L’étalonneur, ou colorist, est le dernier maillon créatif d’une chaîne de production vidéo. Il calibre les couleurs, l’ambiance lumineuse, le rendu final perçu à l’écran. C’est aussi l’un des métiers techniques les plus exigeants en termes de formation et d’œil.
Ce que fait réellement un colorist en B2B premium
Le travail s’organise en quatre étapes successives.
Conformation des rushes, ramener tous les plans de tournage à un standard colorimétrique neutre. Indispensable quand plusieurs caméras de marques différentes ont tourné.
Définition de la look projet, calibrage d’une LUT signature qui sera appliquée à tous les plans pour cohérence d’ensemble.
Grading scene par scene, ajustements détaillés plan par plan, isolation des skin tones, gestion des zones de marque.
Mastering final, export dans les espaces couleur cibles (Rec.709 broadcast, sRGB web, P3 cinema).
La stack technique en 2026
DaVinci Resolve Studio domine le marché B2B premium. Quasi-monopole en pratique, plus de 90 % des coloristes seniors français travaillent dessus. Baselight reste utilisé sur cinema haut de gamme. Premiere et Final Cut sont insuffisants pour du color grading professionnel.
Console de contrôle de référence, Tangent Element ou DaVinci Mini Panel. Pas un gadget, c’est ce qui distingue un colorist pro d’un monteur qui fait de la color.
Écran calibré, indispensable. Un colorist senior travaille sur écran Eizo CG ou similaire, calibré régulièrement avec sonde X-Rite ou Calibrite.
La trajectoire et la rémunération
Premier poste vers 23-25 ans, en assistant coloriste ou monteur avec missions color. Salaire de départ 30 à 38 K€ brut annuel.
Vers 27-30 ans, colorist autonome. Salaire 40 à 52 K€, ou TJM 450 à 650 € HT en freelance.

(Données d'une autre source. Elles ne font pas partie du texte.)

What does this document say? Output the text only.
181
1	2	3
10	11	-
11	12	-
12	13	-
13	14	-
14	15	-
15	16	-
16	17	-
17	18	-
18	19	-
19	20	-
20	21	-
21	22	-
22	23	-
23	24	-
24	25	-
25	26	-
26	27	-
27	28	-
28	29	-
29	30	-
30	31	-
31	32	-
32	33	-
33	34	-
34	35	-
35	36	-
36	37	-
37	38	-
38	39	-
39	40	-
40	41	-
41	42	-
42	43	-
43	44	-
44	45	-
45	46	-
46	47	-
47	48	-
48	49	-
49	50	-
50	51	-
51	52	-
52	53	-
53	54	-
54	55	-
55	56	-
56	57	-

Vers 32-35 ans, palier senior. Pour les projets premium, films d’identité, films événementiels haut de gamme. Salaire 50 à 70 K€, ou TJM 600 à 900 € HT.

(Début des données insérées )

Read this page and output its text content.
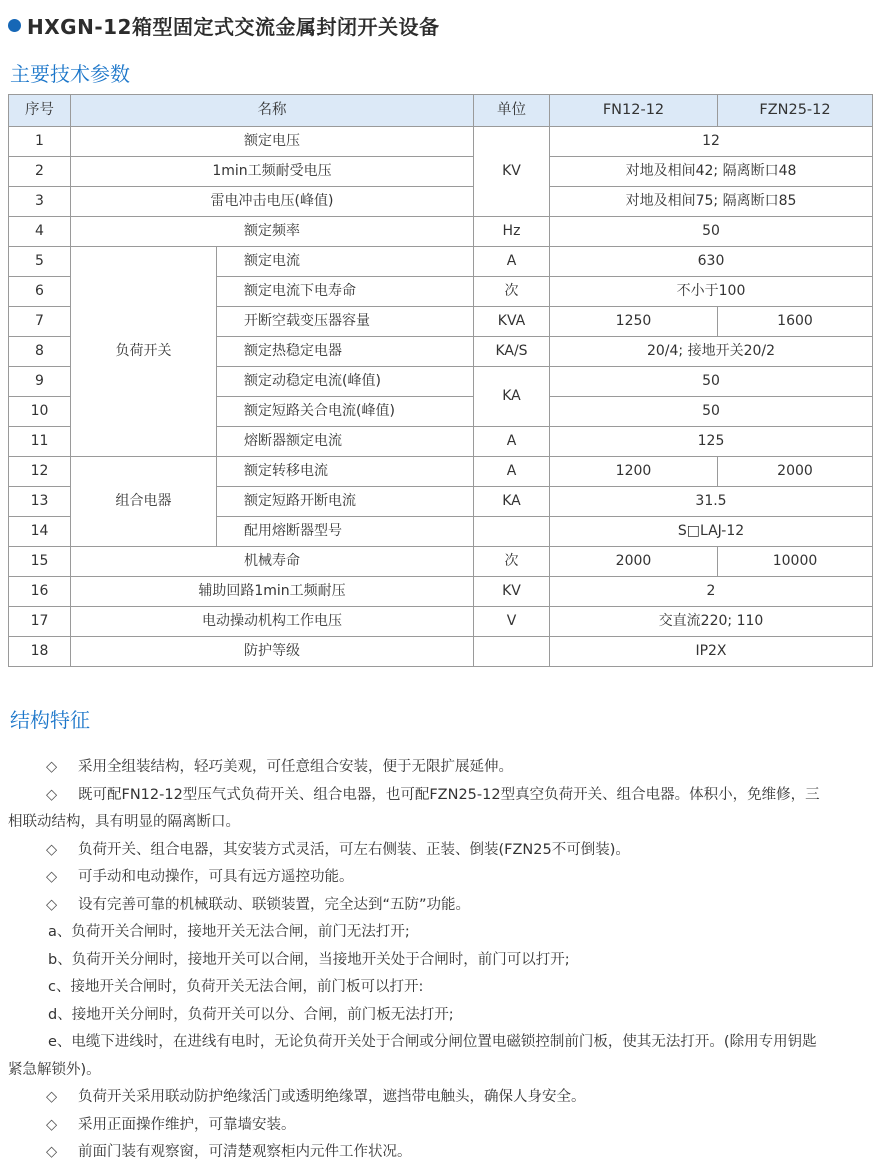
HXGN-12箱型固定式交流金属封闭开关设备
主要技术参数
序号	名称		单位	FN12-12	FZN25-12
1	额定电压		KV	12	
2	1min工频耐受电压			对地及相间42; 隔离断口48	
3	雷电冲击电压(峰值)			对地及相间75; 隔离断口85	
4	额定频率		Hz	50	
5	负荷开关	额定电流	A	630	
6		额定电流下电寿命	次	不小于100	
7		开断空载变压器容量	KVA	1250	1600
8		额定热稳定电器	KA/S	20/4; 接地开关20/2	
9		额定动稳定电流(峰值)	KA	50	
10		额定短路关合电流(峰值)		50	
11		熔断器额定电流	A	125	
12	组合电器	额定转移电流	A	1200	2000
13		额定短路开断电流	KA	31.5	
14		配用熔断器型号		S□LAJ-12	
15	机械寿命		次	2000	10000
16	辅助回路1min工频耐压		KV	2	
17	电动操动机构工作电压		V	交直流220; 110	
18	防护等级			IP2X	
结构特征

◇ 采用全组装结构，轻巧美观，可任意组合安装，便于无限扩展延伸。

◇ 既可配FN12-12型压气式负荷开关、组合电器，也可配FZN25-12型真空负荷开关、组合电器。体积小，免维修，三

相联动结构，具有明显的隔离断口。

◇ 负荷开关、组合电器，其安装方式灵活，可左右侧装、正装、倒装(FZN25不可倒装)。

◇ 可手动和电动操作，可具有远方遥控功能。

◇ 设有完善可靠的机械联动、联锁装置，完全达到“五防”功能。

a、负荷开关合闸时，接地开关无法合闸，前门无法打开;

b、负荷开关分闸时，接地开关可以合闸，当接地开关处于合闸时，前门可以打开;

c、接地开关合闸时，负荷开关无法合闸，前门板可以打开:

d、接地开关分闸时，负荷开关可以分、合闸，前门板无法打开;

e、电缆下进线时，在进线有电时，无论负荷开关处于合闸或分闸位置电磁锁控制前门板，使其无法打开。(除用专用钥匙

紧急解锁外)。

◇ 负荷开关采用联动防护绝缘活门或透明绝缘罩，遮挡带电触头，确保人身安全。

◇ 采用正面操作维护，可靠墙安装。

◇ 前面门装有观察窗，可清楚观察柜内元件工作状况。
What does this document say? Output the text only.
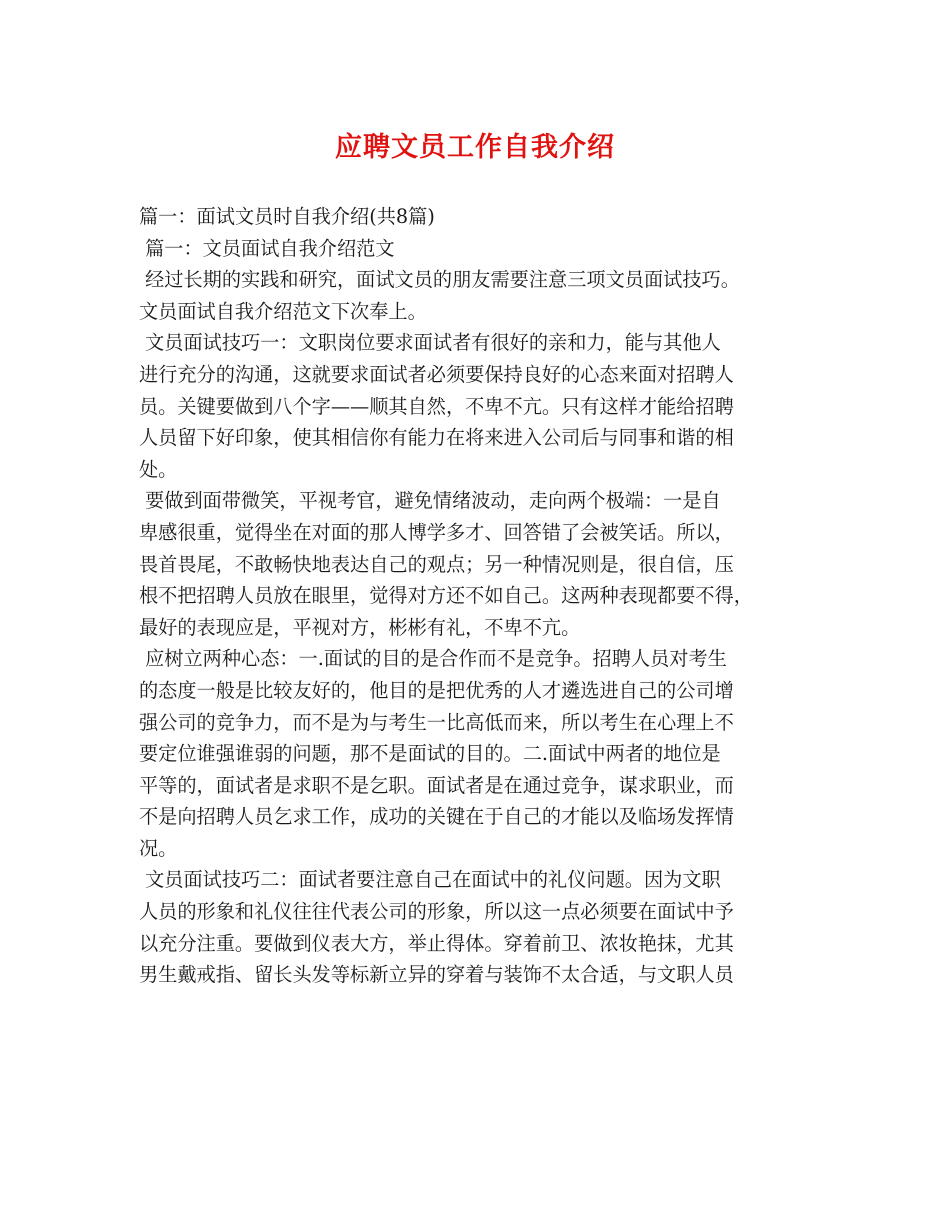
应聘文员工作自我介绍
篇一：面试文员时自我介绍(共8篇)
篇一：文员面试自我介绍范文
经过长期的实践和研究，面试文员的朋友需要注意三项文员面试技巧。
文员面试自我介绍范文下次奉上。
文员面试技巧一：文职岗位要求面试者有很好的亲和力，能与其他人
进行充分的沟通，这就要求面试者必须要保持良好的心态来面对招聘人
员。关键要做到八个字——顺其自然，不卑不亢。只有这样才能给招聘
人员留下好印象，使其相信你有能力在将来进入公司后与同事和谐的相
处。
要做到面带微笑，平视考官，避免情绪波动，走向两个极端：一是自
卑感很重，觉得坐在对面的那人博学多才、回答错了会被笑话。所以，
畏首畏尾，不敢畅快地表达自己的观点；另一种情况则是，很自信，压
根不把招聘人员放在眼里，觉得对方还不如自己。这两种表现都要不得，
最好的表现应是，平视对方，彬彬有礼，不卑不亢。
应树立两种心态：一.面试的目的是合作而不是竞争。招聘人员对考生
的态度一般是比较友好的，他目的是把优秀的人才遴选进自己的公司增
强公司的竞争力，而不是为与考生一比高低而来，所以考生在心理上不
要定位谁强谁弱的问题，那不是面试的目的。二.面试中两者的地位是
平等的，面试者是求职不是乞职。面试者是在通过竞争，谋求职业，而
不是向招聘人员乞求工作，成功的关键在于自己的才能以及临场发挥情
况。
文员面试技巧二：面试者要注意自己在面试中的礼仪问题。因为文职
人员的形象和礼仪往往代表公司的形象，所以这一点必须要在面试中予
以充分注重。要做到仪表大方，举止得体。穿着前卫、浓妆艳抹，尤其
男生戴戒指、留长头发等标新立异的穿着与装饰不太合适，与文职人员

Au-delà de 35 ans, le colorist senior reconnu travaille majoritairement en freelance avec deux à trois studios récurrents. TJM 800 à 1 200 € HT selon réputation.
Les compétences moins visibles qui font la différence
Le sens de l’œil entraîné. Cela se construit par des années de visionnage critique de films, pas par des tutoriels DaVinci. La culture image est plus déterminante que la maîtrise technique pure.
La capacité à dialoguer avec le directeur artistique. Le colorist senior n’exécute pas, il propose. La conversation avec le DA est ce qui transforme une color correcte en color signature.
La connaissance des standards broadcast. Loudness, gamut, niveaux de pic. Indispensable à partir du moment où la vidéo est destinée à projection événementielle ou diffusion mass-media.
Le marché
Métier de pénurie en 2026. Les colorist seniors sont rares en France, peu de cursus dédiés, formation principalement par apprentissage. Les bons profils freelances sont occupés deux à trois mois en avance. La demande dépasse l’offre durablement.